Wenn der Sexismus der Stadt mit architektonischer Symbolik begonnen und geendet hätte, dann hätte ich gerne einen Aufsatz darüber geschrieben und mich daraufhin dringenderen Themen zugewandt. Aber die historischen und fortwährenden Vorstellungen der Gesellschaft über die richtigen Geschlechterrollen für Männer und Frauen (organisiert entlang einer engen Binärstruktur) sind bis in unsere Städte hinein gebaut - und sie sind immer noch wichtig. Sie sind für mich als Mutter von Bedeutung. Für mich als vielbeschäftigte Professorin, die sich oft in fremden Städten aufhält und sich fragt, ob es in Ordnung ist, allein in die Kneipe in der Nachbarschaft zu gehen, sind sie wichtig. Fragen Sie jede Frau, die versucht hat, einen Kinderwagen mit in den Bus zu nehmen, in einem Park zu stillen oder nachts joggen zu gehen. Sie versteht intuitiv die Botschaft, die die Stadt ihr vermittelt: Dieser Ort ist nichts für dich.
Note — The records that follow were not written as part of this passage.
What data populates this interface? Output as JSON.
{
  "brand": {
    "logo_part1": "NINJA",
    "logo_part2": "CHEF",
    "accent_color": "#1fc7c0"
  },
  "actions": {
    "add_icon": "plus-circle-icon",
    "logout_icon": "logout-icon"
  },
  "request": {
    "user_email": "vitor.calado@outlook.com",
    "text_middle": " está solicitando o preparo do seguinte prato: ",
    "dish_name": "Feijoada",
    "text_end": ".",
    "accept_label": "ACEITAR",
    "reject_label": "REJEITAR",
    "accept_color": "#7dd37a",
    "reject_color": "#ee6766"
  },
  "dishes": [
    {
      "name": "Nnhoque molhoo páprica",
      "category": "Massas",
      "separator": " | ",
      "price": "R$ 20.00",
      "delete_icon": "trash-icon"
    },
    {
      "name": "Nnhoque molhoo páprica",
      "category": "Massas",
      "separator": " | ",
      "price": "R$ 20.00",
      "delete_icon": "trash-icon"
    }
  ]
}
Angesichts all dieser beeindruckenden Rhetorik möchte man fast vergessen, dass die bei weitem meisten Opfer von Gewalt im öffentlichen Raum Männer sind und weibliche Stadtbummler vom Frauenparkplatz bis zum Frauentaxi besonderen Schutz genießen. Der "Guardian"-Autorin schweben hingegen folgende Lösungen vor:

Stadtplaner, Architekten und Politiker können einen Unterschied machen, wenn der Wille dazu vorhanden ist. Im Wiener Stadtteil Aspern sind alle Straßen und öffentlichen Räume nach Frauen benannt. In Tokio haben die Züge zu bestimmten Zeiten Waggons für Frauen, Behinderte, Kinder und Betreuer reserviert. In Kigali, der Hauptstadt Ruandas, haben sich die Sicherheit und die wirtschaftlichen Aussichten von Straßenverkäuferinnen durch den Bau sicherer, dauerhafter Mini-Märkte mit Platz zum Stillen verbessert.


Man sieht: Der feministische Kampf ist noch lange nicht an seinem Ende angelangt. Hier findet man den vollständigen Artikel.



2. Die Idee von Eva Högl (SPD), die Wehrpflicht wieder einzuführen, stößt auf wenig Anklang. Die "Zeit" findet, Rassismus und Sexismus seien bei Polizei und Bundeswehr ein Problem, und "Frauen sind die Antwort", aber in diesem Blatt sind Frauen natürlich die Antwort auf so ziemlich alles.



3. Die Kriminalpsychologin Lydia Benecke erklärt, warum Mütter zu Täterinnen werden. Wenn man jetzt noch statt ausschließlich Mädchen und Töchter auch die männlichen Opfer von Missbrauch erwähnt hätte, wäre das ein beeindruckend sexismusfreier Artikel geworden.



4. Die linke Wochenzeitung "Freitag" stellt den Väteraufbruch für Kinder vor.



5. Die Website "Men Are Human" hat eine brauchbare Zitierliste zum Thema Männerrechte erstellt.